Franz-Sales-Haus Eingang

Das Franz-Sales-Haus an der Steeler Straße 261

 

Aufgabe für Jugendgruppen / Schulklassen

1) (+ / geeignet für Einsteigerinnen und Einsteiger) Fotografiert die Tafel, die vor dem Haus angebracht ist. Lest euch ihre Inschrift durch und vergleicht sie mit den Infos, die diese Website und der beigefügte ZEIT-Artikel liefern. Was fällt euch auf? Haltet eure Gedanken in Stichpunkten fest.

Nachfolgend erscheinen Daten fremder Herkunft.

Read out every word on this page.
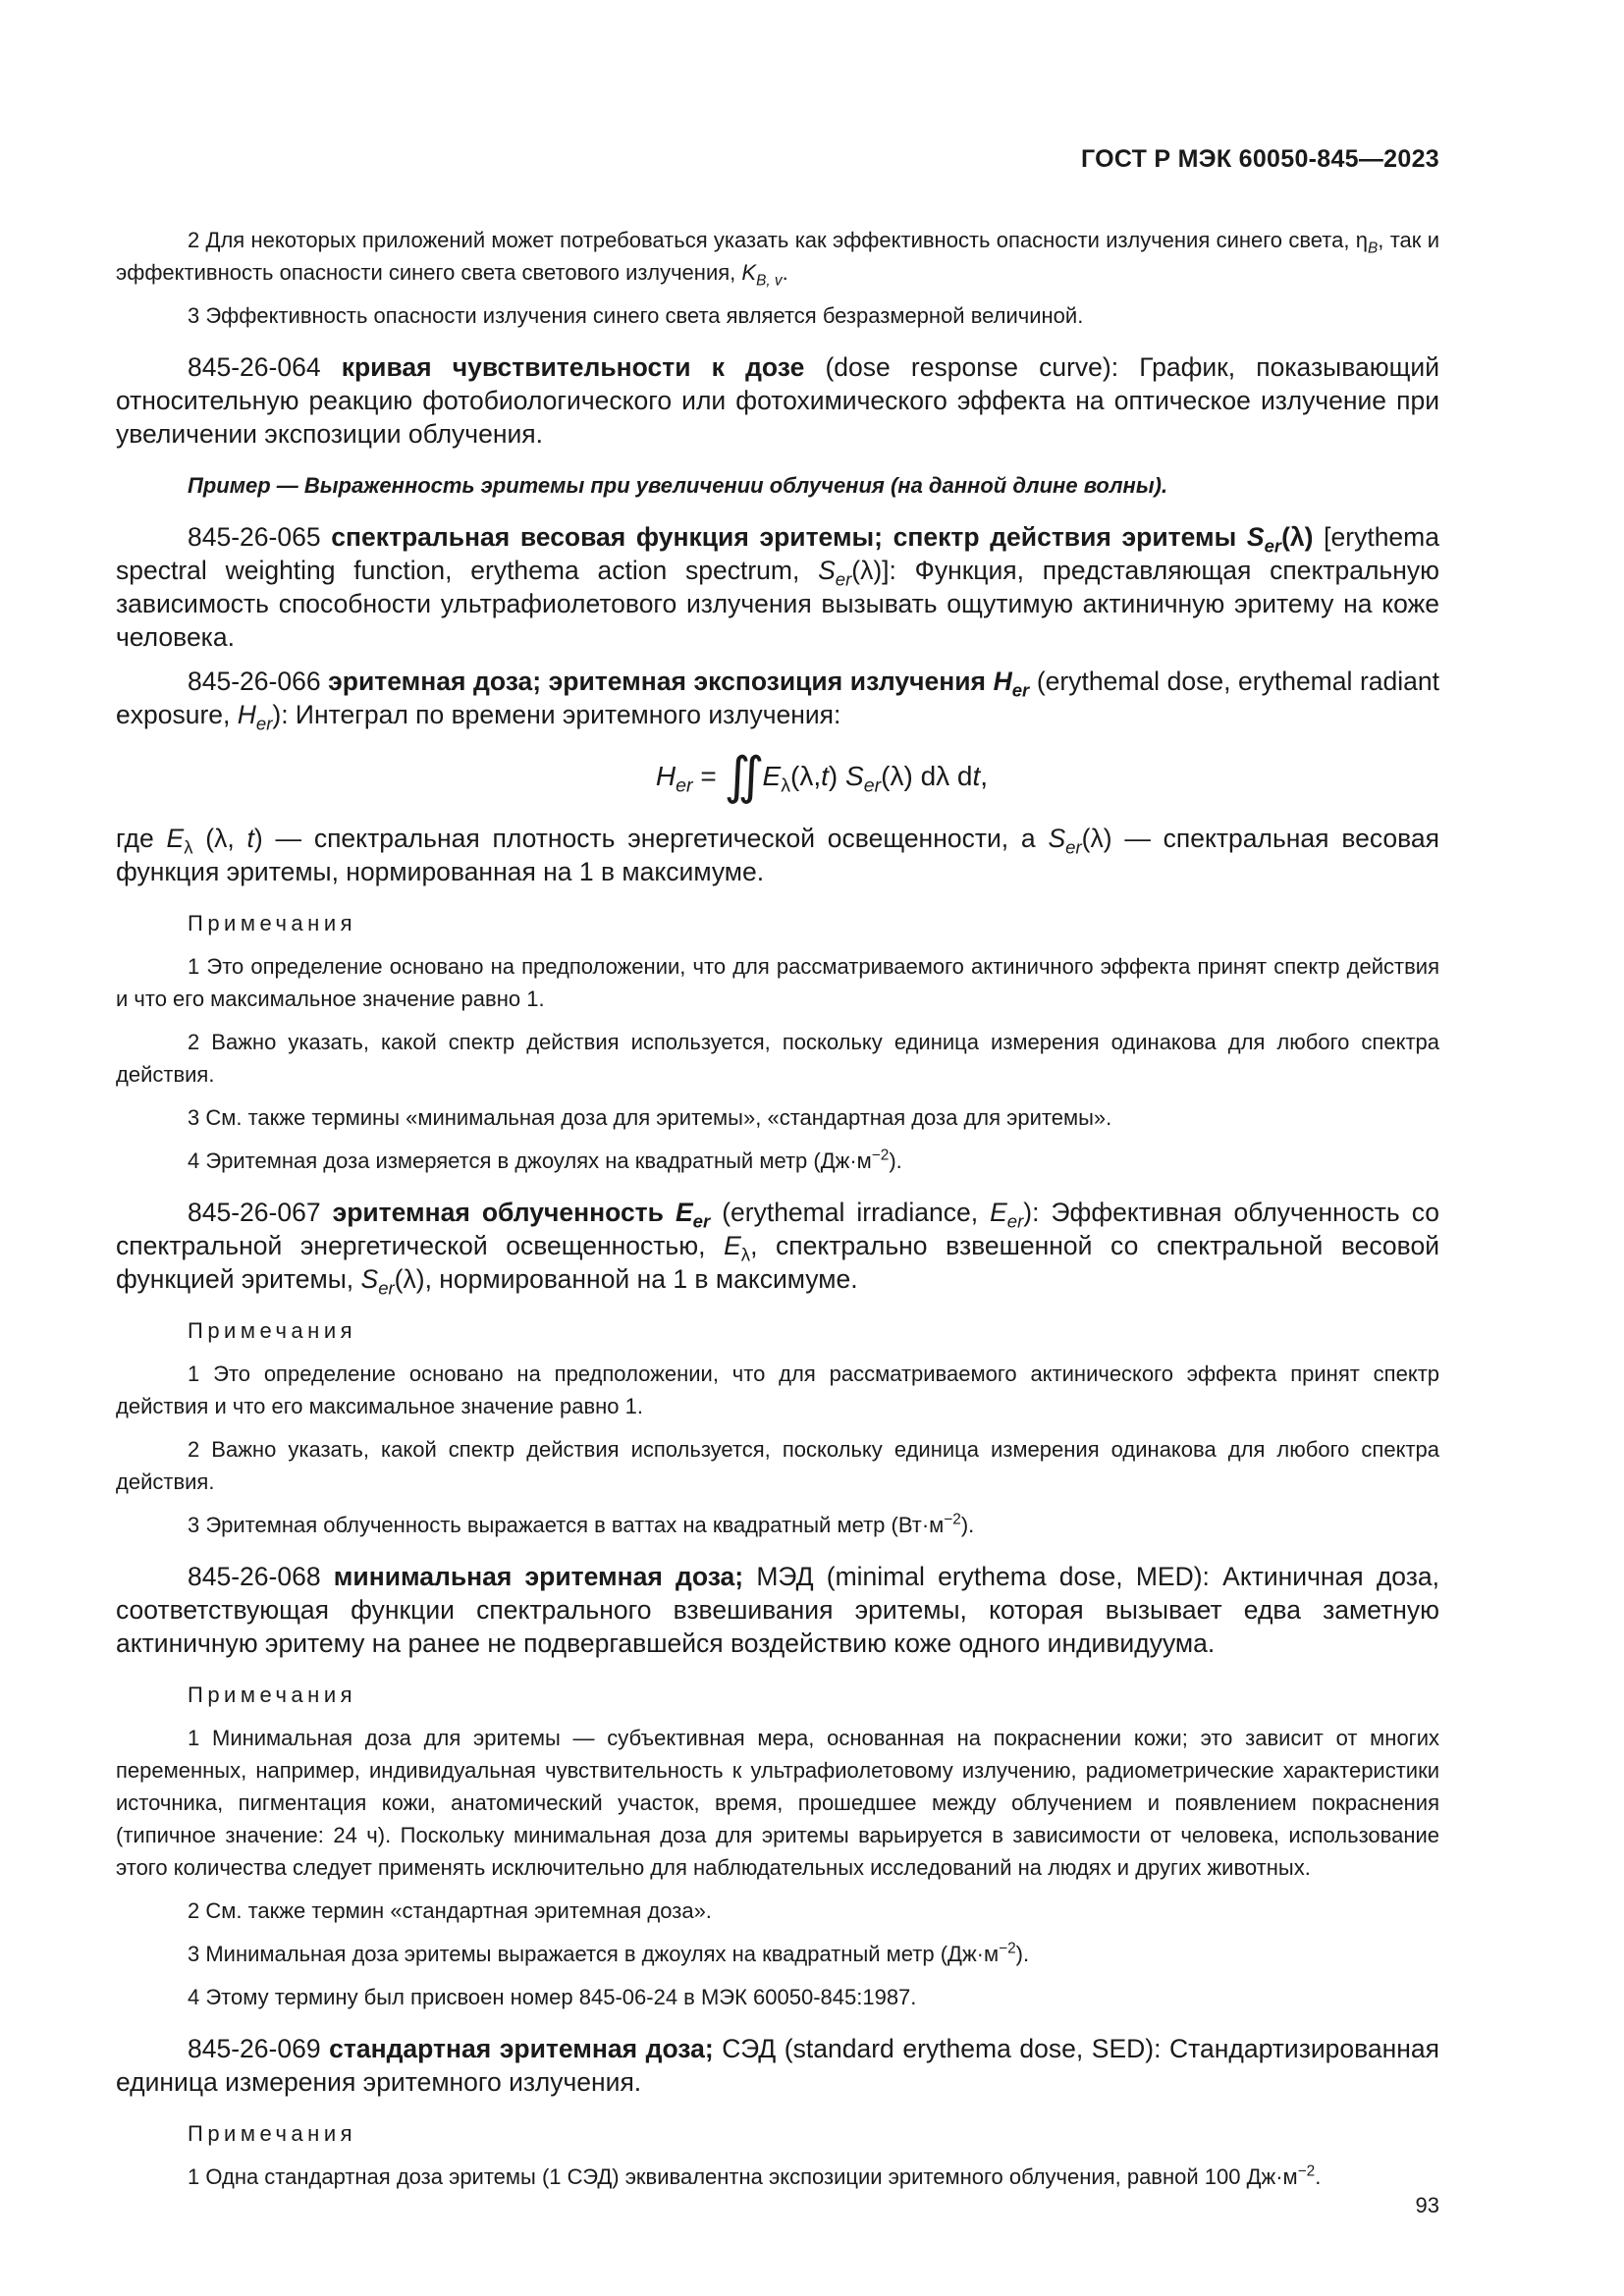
ГОСТ Р МЭК 60050-845—2023

2 Для некоторых приложений может потребоваться указать как эффективность опасности излучения синего света, $\eta_B$, так и эффективность опасности синего света светового излучения, $K_{B, v}$.

3 Эффективность опасности излучения синего света является безразмерной величиной.

845-26-064 кривая чувствительности к дозе (dose response curve): График, показывающий относительную реакцию фотобиологического или фотохимического эффекта на оптическое излучение при увеличении экспозиции облучения.

Пример — Выраженность эритемы при увеличении облучения (на данной длине волны).

845-26-065 спектральная весовая функция эритемы; спектр действия эритемы $S_{er}(\lambda)$ [erythema spectral weighting function, erythema action spectrum, $S_{er}(\lambda)$]: Функция, представляющая спектральную зависимость способности ультрафиолетового излучения вызывать ощутимую актиничную эритему на коже человека.

845-26-066 эритемная доза; эритемная экспозиция излучения $H_{er}$ (erythemal dose, erythemal radiant exposure, $H_{er}$): Интеграл по времени эритемного излучения:

$H_{er}$ = ∬ $E_\lambda(\lambda,t)$ $S_{er}(\lambda)$ dλ dt,

где $E_\lambda$ (λ, t) — спектральная плотность энергетической освещенности, а $S_{er}(\lambda)$ — спектральная весовая функция эритемы, нормированная на 1 в максимуме.

Примечания

1 Это определение основано на предположении, что для рассматриваемого актиничного эффекта принят спектр действия и что его максимальное значение равно 1.

2 Важно указать, какой спектр действия используется, поскольку единица измерения одинакова для любого спектра действия.

3 См. также термины «минимальная доза для эритемы», «стандартная доза для эритемы».

4 Эритемная доза измеряется в джоулях на квадратный метр $(Дж\cdot м^{-2})$.

845-26-067 эритемная облученность $E_{er}$ (erythemal irradiance, $E_{er}$): Эффективная облученность со спектральной энергетической освещенностью, $E_\lambda$, спектрально взвешенной со спектральной весовой функцией эритемы, $S_{er}(\lambda)$, нормированной на 1 в максимуме.

Примечания

1 Это определение основано на предположении, что для рассматриваемого актинического эффекта принят спектр действия и что его максимальное значение равно 1.

2 Важно указать, какой спектр действия используется, поскольку единица измерения одинакова для любого спектра действия.

3 Эритемная облученность выражается в ваттах на квадратный метр $(Вт\cdot м^{-2})$.

845-26-068 минимальная эритемная доза; МЭД (minimal erythema dose, MED): Актиничная доза, соответствующая функции спектрального взвешивания эритемы, которая вызывает едва заметную актиничную эритему на ранее не подвергавшейся воздействию коже одного индивидуума.

Примечания

1 Минимальная доза для эритемы — субъективная мера, основанная на покраснении кожи; это зависит от многих переменных, например, индивидуальная чувствительность к ультрафиолетовому излучению, радиометрические характеристики источника, пигментация кожи, анатомический участок, время, прошедшее между облучением и появлением покраснения (типичное значение: 24 ч). Поскольку минимальная доза для эритемы варьируется в зависимости от человека, использование этого количества следует применять исключительно для наблюдательных исследований на людях и других животных.

2 См. также термин «стандартная эритемная доза».

3 Минимальная доза эритемы выражается в джоулях на квадратный метр $(Дж\cdot м^{-2})$.

4 Этому термину был присвоен номер 845-06-24 в МЭК 60050-845:1987.

845-26-069 стандартная эритемная доза; СЭД (standard erythema dose, SED): Стандартизированная единица измерения эритемного излучения.

Примечания

1 Одна стандартная доза эритемы (1 СЭД) эквивалентна экспозиции эритемного облучения, равной 100 $Дж\cdot м^{-2}$.

93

2) (+ / geeignet für Einsteiger und Einsteigerinnen) Tauscht euch über eure Erfahrungen und Erlebnisse mit Menschen mit Behinderung aus. Verdeutlicht irgendeines dieser Erlebnisse, wie willkürlich und wenig entscheidend die „Grenze“ zwischen „behindert“ und „nicht behindert“ ist? Schreibt dieses Erlebnis nieder – vorausgesetzt, der- / diejenige, der / die es erlebt hat, ist einverstanden. Fragt die Mitarbeitenden des Franz-Sales-Hauses, ob sie eure Geschichte in einer hauseigenen Broschüre oder in einem Schaukasten veröffentlichen wollen. Ihr könnt das von euch in Worte gefasste Erlebnis auch über den Blog auf dieser Website publizieren.

3) (+ / geeignet für Einsteiger und Einsteigerinnen) Befragt die Mitarbeitenden und / oder die Leiter und Leiterinnen des Franz-Sales-Hauses, was sie über die Misshandlungen wissen, unter den Menschen mit Behinderung bis in die 70er-Jahre hinein zu leiden hatten. Bohrt nach: wie konnte es dazu kommen? Was wird bzw. musste getan werden, um Menschenrechtsverletzungen dieser Art zu vermeiden?